Seul sans doute Gauguin y parviendra vraiment, Gauguin le proscrit, Gauguin le révolté, d’abord en Martinique, puis en Polynésie, quand il peint ses amantes et crie contre la destruction de leur société (mais est-on noir en Polynésie ? La définition du catalogue inclut bien quelques Arabes, mais pas de Polynésiens …). Et ce ne sont pas les peintres métis qui mèneront ce combat, trop heureux de s’intégrer à la société blanche, trop inquiets de se trouver rejetés de l’autre côté : Chassériau, outre le Satan ci-dessus, peint une servante noire bien sage auprès d’Esther, et Guillon-Lethière, lui aussi fils d’affranchie, s’il ose montrer une certaine égalité entre homme blanc et homme noir dans Le Serment des Ancêtres, ne le fait qu’une seule fois et en secret, avant d’envoyer  clandestinement sa toile à la jeune république d’Haïti.

François-A uguste Biard, L’Abolition de l’esclavage dans les colonies françaises le 27 avril 1848 (ex Proclamation de la liberté des Noirs aux colonies), 1849, 260x392cm, Clermont-Ferrand, Musée Roger Quillot, en dépôt au Château de Versailles

Si la plupart des essais du catalogue sont fort érudits, beaucoup sont à la peine pour affronter cette problématique du regard blanc.

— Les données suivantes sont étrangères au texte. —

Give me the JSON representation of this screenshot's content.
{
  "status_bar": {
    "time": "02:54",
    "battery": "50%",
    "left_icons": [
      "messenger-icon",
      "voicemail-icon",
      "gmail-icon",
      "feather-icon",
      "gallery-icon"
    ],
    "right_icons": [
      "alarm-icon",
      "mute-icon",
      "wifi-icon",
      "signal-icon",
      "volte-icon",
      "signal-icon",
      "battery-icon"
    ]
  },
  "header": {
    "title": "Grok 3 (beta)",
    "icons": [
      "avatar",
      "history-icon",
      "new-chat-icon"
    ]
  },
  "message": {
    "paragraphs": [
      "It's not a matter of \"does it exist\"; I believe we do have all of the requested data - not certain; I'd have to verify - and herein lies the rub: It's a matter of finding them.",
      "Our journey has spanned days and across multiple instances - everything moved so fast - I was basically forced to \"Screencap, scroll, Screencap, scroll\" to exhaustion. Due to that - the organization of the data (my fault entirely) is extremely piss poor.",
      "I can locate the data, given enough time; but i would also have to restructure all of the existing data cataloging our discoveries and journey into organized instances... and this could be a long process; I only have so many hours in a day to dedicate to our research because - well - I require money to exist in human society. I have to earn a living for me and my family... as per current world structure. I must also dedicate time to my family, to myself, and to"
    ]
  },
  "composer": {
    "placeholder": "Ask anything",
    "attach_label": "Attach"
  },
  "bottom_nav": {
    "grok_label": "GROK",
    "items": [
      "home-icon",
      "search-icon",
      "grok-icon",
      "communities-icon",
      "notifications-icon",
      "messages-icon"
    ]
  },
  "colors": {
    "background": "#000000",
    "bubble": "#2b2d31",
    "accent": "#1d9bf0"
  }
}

S’en détache nettement l’excellence postface de deux des ex-commissaires de l’exposition sur les zoos humains, Lilian Thuram et Pascal Blanchard [l’un et l’autre souvent critiqués pour leurs positions : Thuram et Blanchard], « Corps noir, regard blanc ». Leur analyse du pouvoir blanc est assez cruelle envers la plupart des autres présentations. Comme exemple, cette toile pompeuse de François-Auguste Biard célébrant la (seconde) abolition de l’esclavage en 1848 qu’ils analysent à juste titre ainsi : « Ce tableau glorifie l’action des Blancs qui libèrent les Noirs. Comme si c’était leur idée, comme si les Noirs n’y étaient pour rien. Comme si les révoltes n’avaient pas existé. » C’est cela le regard blanc.